Dans un revirement sans précédent qui a secoué le paysage politique québécois, le premier ministre François Legault a témoigné jeudi devant une commission parlementaire concernant le déploiement désastreux de SAAQclic, une plateforme d’immatriculation de véhicules en ligne qui s’est transformée en un fiasco de 500 millions de dollars. Cette rare comparution du premier ministre devant la commission marque seulement la deuxième fois en six ans de mandat qu’il a été convoqué pour expliquer un échec gouvernemental de cette ampleur.
“J’assume l’entière responsabilité,” a concédé Legault lors de son témoignage, bien qu’il ait rapidement enchaîné pour défendre la stratégie globale de transformation numérique de son gouvernement. “S’il y a quelqu’un à blâmer, c’est moi,” a-t-il déclaré, tout en maintenant que le fiasco SAAQclic représente une anomalie parmi les initiatives numériques du Québec plutôt qu’un problème systémique.
La plateforme SAAQclic, lancée en février 2023, devait simplifier les services d’immatriculation de véhicules pour les conducteurs québécois.

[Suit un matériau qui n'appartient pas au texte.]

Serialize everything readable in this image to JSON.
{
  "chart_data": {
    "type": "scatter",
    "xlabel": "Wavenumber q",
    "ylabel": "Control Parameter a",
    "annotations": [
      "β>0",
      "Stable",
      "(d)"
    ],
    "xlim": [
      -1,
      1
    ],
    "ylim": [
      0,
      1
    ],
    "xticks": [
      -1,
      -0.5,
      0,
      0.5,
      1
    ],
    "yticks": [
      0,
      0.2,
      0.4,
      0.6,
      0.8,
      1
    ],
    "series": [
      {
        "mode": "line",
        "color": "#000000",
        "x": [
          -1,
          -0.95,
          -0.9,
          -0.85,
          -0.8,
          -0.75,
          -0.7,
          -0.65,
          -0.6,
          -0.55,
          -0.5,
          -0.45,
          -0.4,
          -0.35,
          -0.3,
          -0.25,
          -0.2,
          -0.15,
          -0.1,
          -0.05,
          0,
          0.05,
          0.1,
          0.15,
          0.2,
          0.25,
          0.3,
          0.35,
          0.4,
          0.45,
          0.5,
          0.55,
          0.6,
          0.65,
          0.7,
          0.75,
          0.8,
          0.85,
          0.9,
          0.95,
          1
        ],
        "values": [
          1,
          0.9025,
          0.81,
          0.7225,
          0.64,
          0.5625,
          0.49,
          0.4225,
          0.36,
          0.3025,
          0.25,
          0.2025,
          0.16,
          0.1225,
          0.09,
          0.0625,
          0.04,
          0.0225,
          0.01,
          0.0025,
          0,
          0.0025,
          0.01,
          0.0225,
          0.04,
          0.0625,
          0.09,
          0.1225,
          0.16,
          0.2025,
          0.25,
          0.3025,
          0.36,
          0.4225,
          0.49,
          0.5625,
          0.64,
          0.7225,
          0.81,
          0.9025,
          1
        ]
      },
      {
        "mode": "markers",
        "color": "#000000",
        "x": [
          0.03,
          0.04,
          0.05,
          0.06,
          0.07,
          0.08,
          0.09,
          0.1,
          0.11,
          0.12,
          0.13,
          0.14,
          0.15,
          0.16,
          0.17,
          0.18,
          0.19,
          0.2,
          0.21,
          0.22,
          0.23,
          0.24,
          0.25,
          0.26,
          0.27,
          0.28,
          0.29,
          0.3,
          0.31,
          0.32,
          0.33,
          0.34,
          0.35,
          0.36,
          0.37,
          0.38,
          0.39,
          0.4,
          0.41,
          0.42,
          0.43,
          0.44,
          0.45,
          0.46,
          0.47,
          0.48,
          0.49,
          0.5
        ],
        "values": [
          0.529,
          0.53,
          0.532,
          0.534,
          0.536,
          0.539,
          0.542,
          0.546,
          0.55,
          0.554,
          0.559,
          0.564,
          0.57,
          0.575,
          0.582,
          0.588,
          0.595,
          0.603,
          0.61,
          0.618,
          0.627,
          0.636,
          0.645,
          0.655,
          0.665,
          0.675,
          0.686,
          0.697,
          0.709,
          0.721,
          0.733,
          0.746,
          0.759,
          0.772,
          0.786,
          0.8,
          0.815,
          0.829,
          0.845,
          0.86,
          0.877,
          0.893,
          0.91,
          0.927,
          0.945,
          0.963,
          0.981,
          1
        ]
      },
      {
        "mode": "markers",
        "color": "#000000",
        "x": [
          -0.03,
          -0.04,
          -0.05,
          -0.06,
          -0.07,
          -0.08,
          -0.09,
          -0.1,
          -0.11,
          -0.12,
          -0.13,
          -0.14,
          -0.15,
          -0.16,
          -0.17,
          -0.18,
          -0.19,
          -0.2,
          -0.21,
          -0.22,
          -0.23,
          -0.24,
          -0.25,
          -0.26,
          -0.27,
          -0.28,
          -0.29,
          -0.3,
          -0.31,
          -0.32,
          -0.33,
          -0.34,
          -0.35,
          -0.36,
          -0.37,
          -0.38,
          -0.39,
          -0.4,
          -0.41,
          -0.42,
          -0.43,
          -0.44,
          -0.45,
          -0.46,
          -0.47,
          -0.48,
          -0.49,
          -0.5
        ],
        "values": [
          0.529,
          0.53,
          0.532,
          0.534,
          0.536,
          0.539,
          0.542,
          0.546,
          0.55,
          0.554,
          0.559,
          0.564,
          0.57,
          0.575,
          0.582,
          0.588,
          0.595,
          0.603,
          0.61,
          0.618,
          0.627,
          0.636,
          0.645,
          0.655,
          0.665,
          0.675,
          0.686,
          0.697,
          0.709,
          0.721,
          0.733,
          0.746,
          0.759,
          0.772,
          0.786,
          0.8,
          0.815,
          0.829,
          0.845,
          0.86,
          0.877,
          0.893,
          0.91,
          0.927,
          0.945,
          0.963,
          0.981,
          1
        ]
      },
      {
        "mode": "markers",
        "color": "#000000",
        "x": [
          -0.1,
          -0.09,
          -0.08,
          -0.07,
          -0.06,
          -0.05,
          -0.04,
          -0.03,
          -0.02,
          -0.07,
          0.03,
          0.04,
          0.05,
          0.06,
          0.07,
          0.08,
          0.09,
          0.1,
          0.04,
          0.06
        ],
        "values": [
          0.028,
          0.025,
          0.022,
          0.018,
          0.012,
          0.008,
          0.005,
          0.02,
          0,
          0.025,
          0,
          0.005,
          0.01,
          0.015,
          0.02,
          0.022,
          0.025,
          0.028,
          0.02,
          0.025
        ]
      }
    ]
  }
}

Au lieu de cela, elle a créé un chaos sans précédent, avec des temps d’attente dans les centres de services grimpant à huit heures ou plus. Le gouvernement a été contraint de déployer des centaines de travailleurs supplémentaires et d’étendre les heures de service pour gérer la crise, qui persiste depuis plus d’un an.
Les partis d’opposition se sont emparés du scandale, Christine Labrie, porte-parole de Québec Solidaire, décrivant la situation comme “un cas d’école sur comment ne pas gérer une transformation numérique.” La députée libérale Marwah Rizqy a poussé Legault à expliquer pourquoi son gouvernement a ignoré les signes avant-coureurs concernant l’état de préparation de la plateforme, citant des documents internes qui prédisaient l’éventuelle défaillance.
Le coût financier a été stupéfiant. Ce qui a commencé comme un projet de 458 millions de dollars dépasse maintenant les 500 millions, avec des coûts supplémentaires encore en cours de calcul. La décision du gouvernement de procéder au lancement malgré les avertissements techniques a soulevé de sérieuses questions sur la surveillance et la responsabilité au sein des initiatives de transformation numérique du Québec.
Éric Caire, le ministre responsable de la transformation numérique gouvernementale, a fait l’objet d’un examen intense mais a jusqu’à présent conservé le soutien de Legault. Durant son témoignage, le premier ministre a défendu Caire tout en reconnaissant que “des erreurs ont été commises” dans l’exécution et la supervision du projet.
Des experts du secteur interrogés par les médias locaux pointent des failles fondamentales dans l’approche gouvernementale des grands projets informatiques. “Il existe un modèle persistant où les échéanciers politiques priment sur les réalités techniques,” a expliqué Dre Sylvie Bernier, spécialiste en gouvernance numérique à l’Université de Montréal. “Quand les avertissements des équipes techniques sont ignorés pour respecter des délais politiques, c’est le public qui en paie ultimement le prix.”
Des documents obtenus par des demandes d’accès à l’information révèlent que des responsables de la SAAQ avaient tiré la sonnette d’alarme sur l’état de préparation de la plateforme dès novembre 2022, trois mois avant son lancement désastreux. Ces avertissements soulignaient spécifiquement les périodes inadéquates de test et de formation pour le personnel qui devrait utiliser le nouveau système.
La commission parlementaire a élargi son enquête au-delà de l’échec de SAAQclic pour examiner des tendances plus larges dans l’approche politique québécoise de la transformation numérique. En jeu, il n’y a pas seulement le coût financier considérable, mais aussi la confiance du public dans la capacité du gouvernement à moderniser les services essentiels.
Alors que ce scandale continue de se dérouler, la question demeure : le gouvernement québécois mettra-t-il en œuvre des changements structurels significatifs pour prévenir des échecs coûteux similaires, ou SAAQclic deviendra-t-il simplement une autre leçon onéreuse qui ne transformera pas la façon dont les projets numériques sont gérés dans le secteur public?